The Little League plan is to transform a small existing softball field into a three-field, regional complex. Each field, divided by chain link fencing, will have lights for night play, an amplified PA system, as well as large video (“Scoreboard TV”) screens for playback and advertising. There will be a commercial food business with associated packaging and waste, as well as a hard-scaped parking lot for 60-plus cars and paved walkways among the fields. The lighting will allow nighttime play seven days a week in a season that will extend from early May to late October.
The ballfields will displace wildlife habitat and introduce unprecedented local levels of traffic and noise. Most significantly, the impacts they will have are antithetical to the enjoyment of the very trails RRCT is so eager to establish.
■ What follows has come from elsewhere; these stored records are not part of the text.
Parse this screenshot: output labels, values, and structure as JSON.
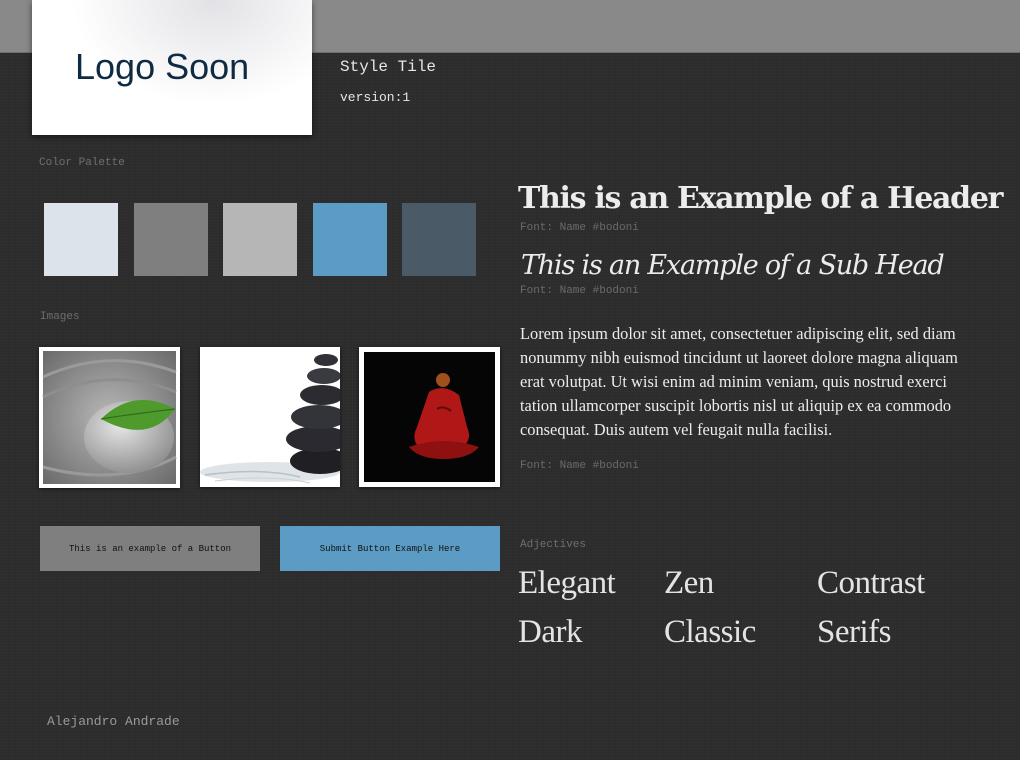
{
  "logo": {
    "text": "Logo Soon"
  },
  "tile": {
    "title": "Style Tile",
    "version": "version:1"
  },
  "palette": {
    "label": "Color Palette",
    "colors": [
      "#dde3ea",
      "#7f7f7f",
      "#b6b6b6",
      "#5b9bc4",
      "#4a5a66"
    ]
  },
  "images": {
    "label": "Images",
    "items": [
      "zen-stone-leaf-image",
      "stacked-stones-image",
      "meditating-monk-image"
    ]
  },
  "buttons": {
    "primary_label": "This is an example of a Button",
    "submit_label": "Submit Button Example Here"
  },
  "typography": {
    "header": "This is an Example of a Header",
    "header_font": "Font: Name #bodoni",
    "subhead": "This is an Example of a Sub Head",
    "subhead_font": "Font: Name #bodoni",
    "body": "Lorem ipsum dolor sit amet, consectetuer adipiscing elit, sed diam nonummy nibh euismod tincidunt ut laoreet dolore magna aliquam erat volutpat. Ut wisi enim ad minim veniam, quis nostrud exerci tation ullamcorper suscipit lobortis nisl ut aliquip ex ea commodo consequat. Duis autem vel feugait nulla facilisi.",
    "body_font": "Font: Name #bodoni"
  },
  "adjectives": {
    "label": "Adjectives",
    "words": [
      "Elegant",
      "Zen",
      "Contrast",
      "Dark",
      "Classic",
      "Serifs"
    ]
  },
  "author": "Alejandro Andrade"
}
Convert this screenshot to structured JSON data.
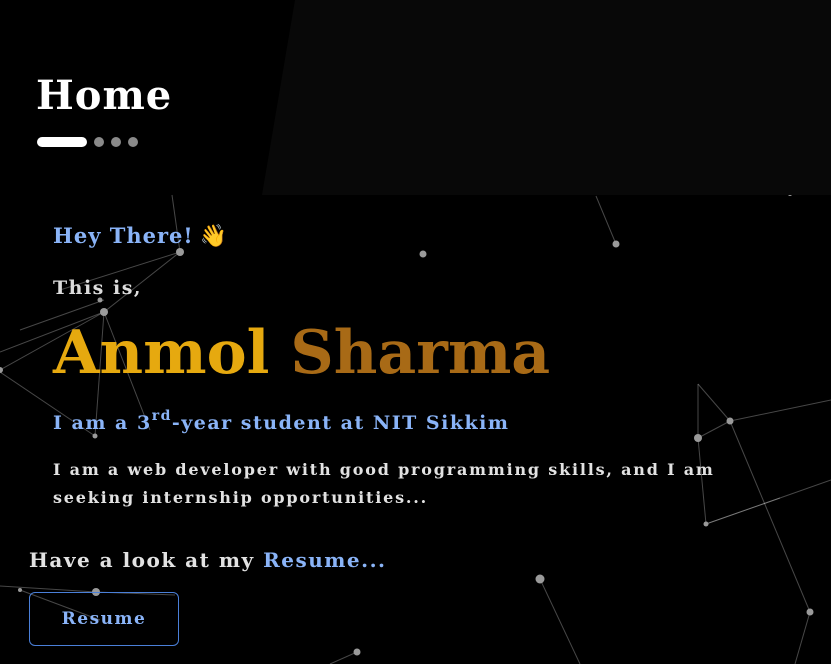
{
  "header": {
    "title": "Home",
    "pager": {
      "total": 4,
      "active_index": 0
    }
  },
  "hero": {
    "greeting": "Hey There!",
    "wave_icon": "👋",
    "intro_prefix": "This is,",
    "first_name": "Anmol",
    "last_name": "Sharma",
    "tagline_before": "I am a 3",
    "tagline_sup": "rd",
    "tagline_after": "-year student at NIT Sikkim",
    "description": "I am a web developer with good programming skills, and I am seeking internship opportunities..."
  },
  "resume": {
    "prompt_text": "Have a look at my ",
    "prompt_link": "Resume...",
    "button_label": "Resume"
  },
  "colors": {
    "background": "#000000",
    "accent_blue": "#8ab4f8",
    "first_name": "#e6a90f",
    "last_name": "#a86a16"
  }
}
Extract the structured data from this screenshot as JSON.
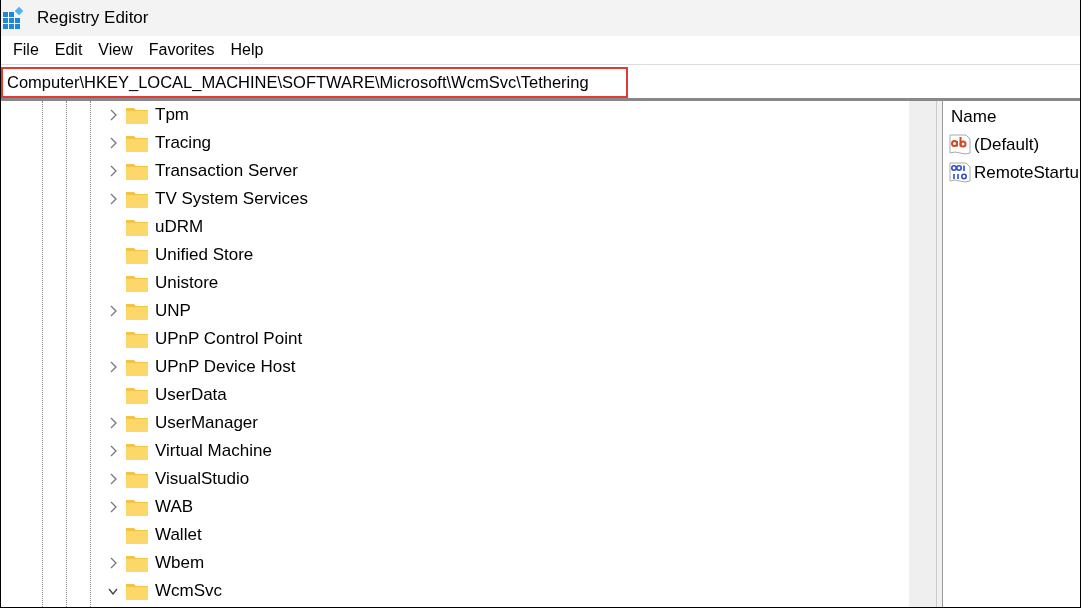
{
  "window": {
    "title": "Registry Editor"
  },
  "menu": [
    "File",
    "Edit",
    "View",
    "Favorites",
    "Help"
  ],
  "address_bar": {
    "value": "Computer\\HKEY_LOCAL_MACHINE\\SOFTWARE\\Microsoft\\WcmSvc\\Tethering",
    "highlighted": true
  },
  "tree": [
    {
      "label": "Tpm",
      "expanded": false
    },
    {
      "label": "Tracing",
      "expanded": false
    },
    {
      "label": "Transaction Server",
      "expanded": false
    },
    {
      "label": "TV System Services",
      "expanded": false
    },
    {
      "label": "uDRM"
    },
    {
      "label": "Unified Store"
    },
    {
      "label": "Unistore"
    },
    {
      "label": "UNP",
      "expanded": false
    },
    {
      "label": "UPnP Control Point"
    },
    {
      "label": "UPnP Device Host",
      "expanded": false
    },
    {
      "label": "UserData"
    },
    {
      "label": "UserManager",
      "expanded": false
    },
    {
      "label": "Virtual Machine",
      "expanded": false
    },
    {
      "label": "VisualStudio",
      "expanded": false
    },
    {
      "label": "WAB",
      "expanded": false
    },
    {
      "label": "Wallet"
    },
    {
      "label": "Wbem",
      "expanded": false
    },
    {
      "label": "WcmSvc",
      "expanded": true
    }
  ],
  "values": {
    "columns": [
      "Name"
    ],
    "rows": [
      {
        "name": "(Default)",
        "kind": "string"
      },
      {
        "name": "RemoteStartu",
        "kind": "binary"
      }
    ]
  }
}
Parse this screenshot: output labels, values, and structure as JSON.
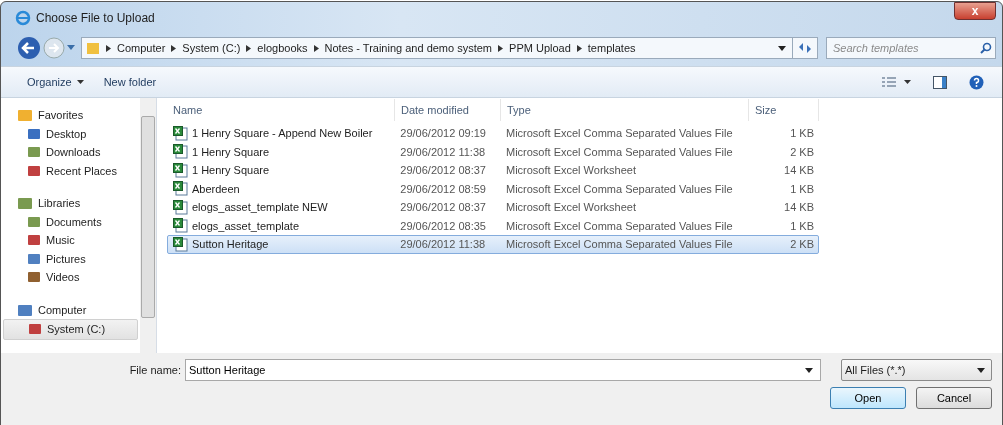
{
  "window": {
    "title": "Choose File to Upload",
    "close": "x"
  },
  "breadcrumb": [
    "Computer",
    "System (C:)",
    "elogbooks",
    "Notes - Training and demo system",
    "PPM Upload",
    "templates"
  ],
  "search": {
    "placeholder": "Search templates"
  },
  "toolbar": {
    "organize": "Organize",
    "new_folder": "New folder"
  },
  "sidebar": [
    {
      "label": "Favorites",
      "children": [
        {
          "label": "Desktop",
          "selected": false
        },
        {
          "label": "Downloads",
          "selected": false
        },
        {
          "label": "Recent Places",
          "selected": false
        }
      ]
    },
    {
      "label": "Libraries",
      "children": [
        {
          "label": "Documents",
          "selected": false
        },
        {
          "label": "Music",
          "selected": false
        },
        {
          "label": "Pictures",
          "selected": false
        },
        {
          "label": "Videos",
          "selected": false
        }
      ]
    },
    {
      "label": "Computer",
      "children": [
        {
          "label": "System (C:)",
          "selected": true
        }
      ]
    }
  ],
  "table": {
    "columns": [
      "Name",
      "Date modified",
      "Type",
      "Size"
    ],
    "rows": [
      {
        "name": "1 Henry Square - Append New Boiler",
        "date": "29/06/2012 09:19",
        "type": "Microsoft Excel Comma Separated Values File",
        "size": "1 KB",
        "selected": false
      },
      {
        "name": "1 Henry Square",
        "date": "29/06/2012 11:38",
        "type": "Microsoft Excel Comma Separated Values File",
        "size": "2 KB",
        "selected": false
      },
      {
        "name": "1 Henry Square",
        "date": "29/06/2012 08:37",
        "type": "Microsoft Excel Worksheet",
        "size": "14 KB",
        "selected": false
      },
      {
        "name": "Aberdeen",
        "date": "29/06/2012 08:59",
        "type": "Microsoft Excel Comma Separated Values File",
        "size": "1 KB",
        "selected": false
      },
      {
        "name": "elogs_asset_template NEW",
        "date": "29/06/2012 08:37",
        "type": "Microsoft Excel Worksheet",
        "size": "14 KB",
        "selected": false
      },
      {
        "name": "elogs_asset_template",
        "date": "29/06/2012 08:35",
        "type": "Microsoft Excel Comma Separated Values File",
        "size": "1 KB",
        "selected": false
      },
      {
        "name": "Sutton Heritage",
        "date": "29/06/2012 11:38",
        "type": "Microsoft Excel Comma Separated Values File",
        "size": "2 KB",
        "selected": true
      }
    ]
  },
  "footer": {
    "file_name_label": "File name:",
    "file_name": "Sutton Heritage",
    "filter": "All Files (*.*)",
    "open": "Open",
    "cancel": "Cancel"
  }
}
The lower village trail system is a great idea but is not at all compatible with the ecological disruptions of a regional baseball complex. Birdwatching and stadium noise do not go hand in hand.
RRCT makes the claim that this project is a gift to the community, promising outdoor recreation opportunities in perpetuity. Actually, the community would be hosting a tax-exempt business that relies in part on attracting people from other areas while adding nothing to the local coffers. New Gloucester taxpayers will be responsible for funding services and infrastructure maintenance. Commercial-scale development of this type is not a form of land conservation, and it makes a mockery of the town’s recently completed comprehensive plan, which emphatically affirms New Gloucester’s rural and peaceful landscape as its most valuable asset.
Little League is a valuable and much-loved institution with much to offer today’s youth. It is also a distinctly commercial enterprise. RRCT is not acknowledging that Little League’s nonprofit status does not always equal non-commercial activity. (The NFL was a nonprofit until 2015!)
Furthermore, once the Intervale land is developed for commercial use, there is no turning back. Should Little League decide at some point down the road to move elsewhere, New Gloucester is stuck with a parking lot and sidewalks suitable to something even less appropriate.
The longer-term value of preserving a treasured rural landscape is immeasurable, both for the town and its property owners and as an enduring source of civic pride.
In partnering with Little League on a commercial development of this scale, RRCT has clearly lost its way and its sense of mission. The organization’s willingness to promote this type of hybrid project is a disturbing form of mission-creep. Is RRCT really willing to destroy nature in order to save it? Has anyone at the “trust” considered what is being promoted in the name of conservation?
How RRCT – or any land trust – could stray so far from its mandate and original intent is beyond comprehension. Ultimately, this breach of duty could cause landowners, financial backers and anyone who takes pride in a local ecosystem to look elsewhere when trying to conserve land in thoughtful and widely beneficial ways.
Eugenia Sawin is a resident of New Gloucester.